The CLI contains a lot of functionality and rather than listing all possible actions, you will find below concrete examples. Note that if you have installed Knwler via pipx you can simply use knwler ... rather than uv run main.py ....

There is a demo which uses the Human Rights declaration as short pdf:

uv run main.py demo

This will run the whole pipeline with all options:

download the pdf
parse the pdf to markdown
chunk the text
infer a schema
rephrase the chunks
extract a little knowledge graph for every chunk
consolidate the graphs
extract a title
extract a summary
render a report (html).

The cli_demo.py contains all of this and can serve as a guide on how to use Knwler as a Python package. You can use any of the steps individually or leave out what you don’t need (e.g. the rephrasing of chunks).

Of course, the main reason you would try Knwler is to extract your own document:

uv run main.py -f https://knwler.com/pdfs/HumanRights.pdf

and if you have a local file:

uv run main.py -f ./HumanRights.pdf

This will output lots of files in a results directory:

graph.gml a format convenient for graph visualization and graph analytics
graph.json contains everything you need for downstream tasks
index.html a rendering of the graph.json data
log.htnl the log in html format
log.txt the log in text format.

You can output things to a different directory with

uv run main.py -f ./HumanRights.pdf --output ./stuff

Every time you run the same document a new directory will be created, you can override this with:

uv run main.py -f ./HumanRights.pdf --output ./stuff --overwrite

The above commands will all use Ollama as backend. If you want OpenAI instead simply use:

uv run main.py -f ./HumanRights.pdf --output ./stuff --overwrite --openai

and make sure the API key is in your environment. If not, use

export OPENAIAPI_KEY=sk-....

and similarly for Anthropic:

uv run main.py -f ./HumanRights.pdf --output ./stuff --overwrite --anthropic

which, according to our benchmarks, will give you the highest qualirty output.

The rendered HTML uses a template and you can switch to another one via:

uv run main.py -f ./HumanRights.pdf --output ./stuff --overwrite --anthropic --template columns

Note that this will use the cached LLM exchanges and you won’t have to pay again for a different style.

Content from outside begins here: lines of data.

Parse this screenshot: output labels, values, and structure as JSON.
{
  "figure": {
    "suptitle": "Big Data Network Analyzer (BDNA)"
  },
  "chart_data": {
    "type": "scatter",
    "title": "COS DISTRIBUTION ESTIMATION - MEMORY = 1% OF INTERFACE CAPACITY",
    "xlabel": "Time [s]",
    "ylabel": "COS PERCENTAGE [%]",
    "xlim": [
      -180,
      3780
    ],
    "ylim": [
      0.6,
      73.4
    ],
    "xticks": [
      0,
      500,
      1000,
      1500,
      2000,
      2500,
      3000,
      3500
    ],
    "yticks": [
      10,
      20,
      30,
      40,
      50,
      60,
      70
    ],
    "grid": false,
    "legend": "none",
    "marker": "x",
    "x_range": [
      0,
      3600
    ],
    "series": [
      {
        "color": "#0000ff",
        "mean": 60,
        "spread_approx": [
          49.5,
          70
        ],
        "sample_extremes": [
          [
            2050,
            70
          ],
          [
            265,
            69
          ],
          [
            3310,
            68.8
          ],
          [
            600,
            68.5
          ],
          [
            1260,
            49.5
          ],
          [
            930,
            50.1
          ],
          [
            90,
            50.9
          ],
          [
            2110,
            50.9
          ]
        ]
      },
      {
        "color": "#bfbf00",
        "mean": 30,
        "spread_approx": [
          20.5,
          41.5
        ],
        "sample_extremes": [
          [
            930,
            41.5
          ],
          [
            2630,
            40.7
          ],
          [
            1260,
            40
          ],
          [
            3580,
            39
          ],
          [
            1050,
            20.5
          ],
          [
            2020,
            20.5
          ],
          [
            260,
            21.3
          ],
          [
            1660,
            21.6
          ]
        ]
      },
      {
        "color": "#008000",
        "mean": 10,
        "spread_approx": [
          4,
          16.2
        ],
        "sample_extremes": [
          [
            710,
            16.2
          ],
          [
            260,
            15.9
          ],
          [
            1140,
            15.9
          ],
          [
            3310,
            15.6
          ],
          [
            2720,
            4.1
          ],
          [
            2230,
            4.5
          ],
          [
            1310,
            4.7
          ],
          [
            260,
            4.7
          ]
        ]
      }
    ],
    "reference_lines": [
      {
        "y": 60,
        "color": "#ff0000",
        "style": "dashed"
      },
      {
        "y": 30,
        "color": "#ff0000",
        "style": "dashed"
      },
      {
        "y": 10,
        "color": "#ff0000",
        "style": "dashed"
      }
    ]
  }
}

If you wish to understand the quality a model’s output you can use the benchmark utility:

uv run main.py benchmark run

The grid.json file contains the items which will be benchmarked. This will render a comprehensive report and sort the results based on a knowledge yield score.

Performance Tips

Run Ollama with OLLAMA_NUM_PARALLEL=8 ollama serve to fully saturate --concurrent requests locally.
Tune --max-tokens (default 400) — smaller values create more chunks and finer-grained graphs at the cost of more LLM calls; larger values do the opposite.
The cache is enabled by default. Re-runs with different export flags (e.g. adding --html-report) are instant and free.
For large document sets, use --dir with --consolidate to batch-process and merge in a single command.